Learn

Box plots, also known as box-and-whisker plots, show the distribution of data by quartiles. Box plots are useful in showing how much a variable varies across values of another variable – are most cases similar in value, or is there a wide range between the highest and lowest values?

In the box plot below, we see the distribution of temperatures for different months within a subset of the `airquality` dataset. As we would expect for New York City, the summer months have the highest temperatures. The center of the box represents the median temperature. The upper and lower bounds of the box show the 75th and 25th percentiles respectively. The whiskers extend up to 1.5 times the distance between the 75th and 25th percentiles. Beyond the whiskers, outliers are shown as points. We can create a box plot using the `geom_boxplot()` layer. The code below creates the box plot shown above, visualizing temperature by month in the `airquality` data.

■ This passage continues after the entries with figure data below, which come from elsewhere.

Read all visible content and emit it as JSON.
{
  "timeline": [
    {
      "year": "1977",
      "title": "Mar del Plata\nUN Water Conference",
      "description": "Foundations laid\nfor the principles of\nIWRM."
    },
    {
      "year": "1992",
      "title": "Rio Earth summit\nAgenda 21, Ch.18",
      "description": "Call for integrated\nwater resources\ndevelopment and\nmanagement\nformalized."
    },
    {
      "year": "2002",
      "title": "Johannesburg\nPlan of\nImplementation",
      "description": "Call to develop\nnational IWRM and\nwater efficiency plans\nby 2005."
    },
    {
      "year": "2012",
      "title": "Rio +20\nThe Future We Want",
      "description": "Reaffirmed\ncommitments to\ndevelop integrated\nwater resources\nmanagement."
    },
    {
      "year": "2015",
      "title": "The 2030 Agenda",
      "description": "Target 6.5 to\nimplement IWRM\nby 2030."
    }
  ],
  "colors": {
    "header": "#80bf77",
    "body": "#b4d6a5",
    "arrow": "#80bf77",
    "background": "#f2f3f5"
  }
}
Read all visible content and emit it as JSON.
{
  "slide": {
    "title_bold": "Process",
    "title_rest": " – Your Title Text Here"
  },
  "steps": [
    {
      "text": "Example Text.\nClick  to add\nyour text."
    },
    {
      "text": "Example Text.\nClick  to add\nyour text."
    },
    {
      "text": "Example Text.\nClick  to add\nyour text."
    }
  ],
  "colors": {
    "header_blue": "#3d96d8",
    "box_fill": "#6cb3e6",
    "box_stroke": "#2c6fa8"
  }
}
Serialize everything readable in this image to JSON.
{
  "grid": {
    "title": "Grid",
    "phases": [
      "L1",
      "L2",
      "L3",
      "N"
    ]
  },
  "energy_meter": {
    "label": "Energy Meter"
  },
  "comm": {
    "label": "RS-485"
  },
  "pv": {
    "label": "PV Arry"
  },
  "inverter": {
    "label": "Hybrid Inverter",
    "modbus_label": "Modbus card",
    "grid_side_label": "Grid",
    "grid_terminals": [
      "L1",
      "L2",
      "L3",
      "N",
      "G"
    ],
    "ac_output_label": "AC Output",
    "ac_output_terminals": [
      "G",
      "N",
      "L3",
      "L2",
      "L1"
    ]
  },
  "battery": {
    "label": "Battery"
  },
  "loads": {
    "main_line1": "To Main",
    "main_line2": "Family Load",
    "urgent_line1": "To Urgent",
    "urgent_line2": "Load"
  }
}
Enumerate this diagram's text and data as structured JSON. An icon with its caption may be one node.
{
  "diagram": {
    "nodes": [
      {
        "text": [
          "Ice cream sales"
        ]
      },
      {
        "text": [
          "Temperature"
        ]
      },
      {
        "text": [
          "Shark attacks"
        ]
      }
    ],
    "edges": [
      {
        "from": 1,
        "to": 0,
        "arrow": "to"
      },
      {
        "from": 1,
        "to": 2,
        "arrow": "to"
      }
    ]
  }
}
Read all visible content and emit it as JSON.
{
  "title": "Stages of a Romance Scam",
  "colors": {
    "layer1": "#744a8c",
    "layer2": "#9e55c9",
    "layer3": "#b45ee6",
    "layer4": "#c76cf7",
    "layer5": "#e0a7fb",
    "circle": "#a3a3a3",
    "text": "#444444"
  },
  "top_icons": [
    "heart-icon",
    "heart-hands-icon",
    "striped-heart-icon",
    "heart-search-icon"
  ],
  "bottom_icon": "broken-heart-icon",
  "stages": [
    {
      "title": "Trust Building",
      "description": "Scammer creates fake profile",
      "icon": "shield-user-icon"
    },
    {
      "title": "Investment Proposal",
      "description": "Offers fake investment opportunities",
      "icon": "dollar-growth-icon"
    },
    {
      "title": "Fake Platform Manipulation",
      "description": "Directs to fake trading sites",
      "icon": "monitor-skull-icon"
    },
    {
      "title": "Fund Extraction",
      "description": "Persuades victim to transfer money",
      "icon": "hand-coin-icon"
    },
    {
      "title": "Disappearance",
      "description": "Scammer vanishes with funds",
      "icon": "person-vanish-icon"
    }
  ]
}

``````airquality_boxplot <-
ggplot(airquality,
aes(x = Month, y = Temp)) +
labs(title = "Air Quality: Temperature by Month") +
geom_boxplot()``````

Note that box plots show medians, not means. We’ll cover how to display mean values using bar plots later in this lesson.

### Instructions

1.

Construct a box plot object called `rideshare_boxplot` visualizing the cost of trips in `rideshare_df` by month, using the `Trip.Total` and `Month` variables. In your `aes()` mapping, transform `Month` to a factor (`x = factor(Month)`) so that `ggplot` knows to treat each month as a discrete value, rather than a continuous number.

Print the `rideshare_boxplot` object to see what it looks like. Notice what information is depicted in a box plot, compared to what would be included in a bar plot depicting the same data.